Yargıtay Kararı 4. Ceza Dairesi 2014/51393 E. 2018/3863 K. 27.02.2018 T.

YARGITAY KARARI
DAİRE : 4. Ceza Dairesi
ESAS NO : 2014/51393
KARAR NO : 2018/3863
KARAR TARİHİ : 27.02.2018

MAHKEMESİ :Asliye Ceza Mahkemesi
SUÇ : Tehdit
HÜKÜM : Mahkumiyet

Bozma üzerine, Yerel Mahkemece verilen hüküm temyiz edilmekle, başvurunun süresi ve kararın niteliği ile suç tarihine göre dosya görüşüldü:
Temyiz isteğinin reddi nedenleri bulunmadığından işin esasına geçildi.
Vicdani kanının oluştuğu duruşma sürecini yansıtan tutanaklar belgeler ve gerekçe içeriğine göre yapılan incelemede,
1-Yargıtay’ın gerekçelerde tutarlılık denetimini yapabilmesi için; kararın dayandığı tüm verilerin, bu veriler konusunda mahkemenin ulaştığı sonuçların, iddia, savunma ile mağdur ve tanık anlatımlarına ilişkin değerlendirmelerin, hangi anlatımın ne gerekçeyle diğerine üstün tutulduğunun açık olarak hükmün gerekçesine yansıtılması ve mahkemece ulaşılan vicdani kanı sonucunda sanığın hangi fiillerinin suç sayıldığı açıklandıktan sonra kabul edilen bu fiillerin hukuki nitelendirilmesinin yapılması, cezada artırım ve indirim gerektiren nedenlerin kanuni bağlamda tartışılması gerekirken, açıklanan bu hususlara uyulmayarak, Anayasanın 141/3. ve 5271 sayılı CMK’nın 34, 230, 232, 289/1-g (1412 sayılı CMUK’nin 308/7.) maddelerine aykırı davranılarak daha önce açıklanması geri bırakılan hükmün açıklandığı belirtilerek gerekçesiz hüküm kurulması,
2-CMK’nın 231/11. maddesinde yer alan, “Denetim süresi içinde kasten yeni bir suç işlemesi veya denetimli serbestlik tedbirine ilişkin yükümlülüklere aykırı davranması halinde, mahkeme hükmü açıklar.

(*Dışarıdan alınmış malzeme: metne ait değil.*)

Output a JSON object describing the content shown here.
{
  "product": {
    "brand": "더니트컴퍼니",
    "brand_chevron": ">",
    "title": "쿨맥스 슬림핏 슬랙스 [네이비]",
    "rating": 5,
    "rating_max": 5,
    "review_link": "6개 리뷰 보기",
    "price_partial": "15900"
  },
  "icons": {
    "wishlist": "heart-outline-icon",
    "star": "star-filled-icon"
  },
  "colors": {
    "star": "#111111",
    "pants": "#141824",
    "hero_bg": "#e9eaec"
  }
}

Ancak mahkeme, kendisine yüklenen yükümlülükleri yerine getiremeyen sanığın durumunu değerlendirerek, cezanın yarısına kadar belirleyeceği bir kısmının infaz edilmemesine ya da koşullarının varlığı halinde hükümdeki hapis cezasının ertelenmesine veya seçenek yaptırımlara çevrilmesine karar vererek yeni bir mahkumiyet hükmü kurulabilir” şeklindeki düzenleme karşısında, mahkemece yapılan yargılama sonucuna göre aynı Kanunun 230. maddesi uyarınca hüküm fıkrasında bulunması gereken bütün hususlar da gözetilerek, mahkemece duruşma açılıp, sanık çağrılarak, 5271 sayılı CMK’nın 231. maddesine uygun olarak geri bırakılan hükmün açıklanması ve yeniden hüküm kurulması gerektiği gözetilmeden, duruşma açılmaksızın dosya üzerinden yapılan inceleme ile yeniden hüküm kurulmadan, sadece açıklanması geri bırakılan 07/12/2009 tarihli hükmün açıklandığının belirtilmesi ile yetinilmesi,
Kanuna aykırı, sanık … müdafii ile O Yer Cumhuriyet Savcısının temyiz itirazları bu nedenle yerinde görülmüş olduğundan, diğer yönleri incelenmeksizin HÜKMÜN 5320 sayılı Kanunun 8/1. maddesi gereğince uygulanması gereken 1412 sayılı CMUK’nın 321. maddesi uyarınca BOZULMASINA, yargılamanın bozma öncesi aşamadan başlayarak sürdürülüp sonuçlandırılmak üzere dosyanın esas/hüküm mahkemesine gönderilmesine, 27/02/2018 tarihinde oybirliğiyle karar verildi.